# Seminar

## Rocky Mountain Algebraic Combinatorics Seminar

### On Finding Obstructions for Consecutive-Ones matrices and Interval Graphs

Ross McConnell

The intersection graph of a collection of sets has one vertex for each set in the collection, and an edge between two vertices if the sets intersect. A graph is an interval graph if it is the intersection graph of a set of intervals on a line. A characterization of interval graphs was given by Lekkerkerker and Boland in 1962, in terms of the set of minimal forbidden induced subgraphs for the class. A linear-time algorithm for recognizing whether a graph is an interval graph was given in 1976 by Booth and Lueker.
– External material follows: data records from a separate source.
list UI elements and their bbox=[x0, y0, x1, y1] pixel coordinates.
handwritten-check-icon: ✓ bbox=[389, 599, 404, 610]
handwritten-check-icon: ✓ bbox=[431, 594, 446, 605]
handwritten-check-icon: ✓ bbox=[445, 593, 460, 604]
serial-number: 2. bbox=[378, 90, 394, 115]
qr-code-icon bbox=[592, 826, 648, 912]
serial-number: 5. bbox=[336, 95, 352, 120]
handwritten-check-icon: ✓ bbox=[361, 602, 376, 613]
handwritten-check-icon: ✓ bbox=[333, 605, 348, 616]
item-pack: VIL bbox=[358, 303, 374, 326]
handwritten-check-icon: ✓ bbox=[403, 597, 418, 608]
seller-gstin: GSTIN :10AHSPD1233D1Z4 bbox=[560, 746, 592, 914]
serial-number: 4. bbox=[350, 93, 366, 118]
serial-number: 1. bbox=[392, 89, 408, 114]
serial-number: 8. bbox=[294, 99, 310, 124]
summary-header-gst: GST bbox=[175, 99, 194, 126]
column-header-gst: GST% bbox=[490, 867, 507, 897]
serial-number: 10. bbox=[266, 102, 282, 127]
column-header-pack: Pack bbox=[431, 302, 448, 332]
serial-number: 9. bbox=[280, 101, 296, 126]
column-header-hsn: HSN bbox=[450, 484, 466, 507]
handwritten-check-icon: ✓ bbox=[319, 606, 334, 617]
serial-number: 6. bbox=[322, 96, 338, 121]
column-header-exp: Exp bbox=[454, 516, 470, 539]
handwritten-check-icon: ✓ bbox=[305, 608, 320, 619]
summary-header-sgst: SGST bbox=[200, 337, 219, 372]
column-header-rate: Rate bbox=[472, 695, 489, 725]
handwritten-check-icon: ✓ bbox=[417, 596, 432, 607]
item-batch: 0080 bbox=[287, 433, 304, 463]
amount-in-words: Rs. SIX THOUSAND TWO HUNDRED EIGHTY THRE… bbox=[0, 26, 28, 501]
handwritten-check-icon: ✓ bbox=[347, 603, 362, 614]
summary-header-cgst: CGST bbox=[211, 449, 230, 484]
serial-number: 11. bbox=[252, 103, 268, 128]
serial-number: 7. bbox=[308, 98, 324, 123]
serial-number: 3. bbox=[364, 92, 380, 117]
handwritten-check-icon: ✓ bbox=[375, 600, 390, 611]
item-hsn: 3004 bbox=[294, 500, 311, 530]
We give the first efficient algorithm for finding one of Lekkerkerker and Boland's forbidden subgraphs when a graph is not an interval graph. Our algorithm runs in time linear in the size of the graph. A binary matrix has the consecutive-ones property if there exists an ordering of its columns, such that, in every row, the 1's form a consecutive block. A linear-time algorithm to determine whether a binary matrix has this property was a key step in Booth and Lueker's algorithm. The talk is based on joint work with Nathan Lindzey.

### Classifying Semifields via Semilattices

Anton Betten

A semifield is almost a field, except possibly for the axiom of associativity of multiplication (thus, the multiplicative structure is what is known as a loop). The classification of finite fields has been achieved by the second half of the 19-th century, and is now part of any serious algebra course, even at the undergraduate level. On the other hand, no comparable result is known for finite semifields. In fact, the situation is much more complex, with many known constructions and even more known examples that are presently sporadic (meaning there is no general construction that would explain the presence of the example). We discuss an approach to the classification of finite semifields by computer. We look at groups acting on semilattices and reformulate the problem of classifying semifields in this setting. Of course, this talk would not be complete without mentioning the recent computational results by Rúa and his collaborators. Parallel computing on a very large scale has been used to classify semifields for orders that are small but not too small to ignore.

Weber 223
4–6 pm
Friday, February 21, 2014
(Refreshments in Weber 117, 3:30–4 pm)

This is a joint Denver U / UC Boulder / UC Denver / U of Wyoming / CSU seminar that meets biweekly. Anyone interested is welcome to join us at a local restaurant for dinner after the talks.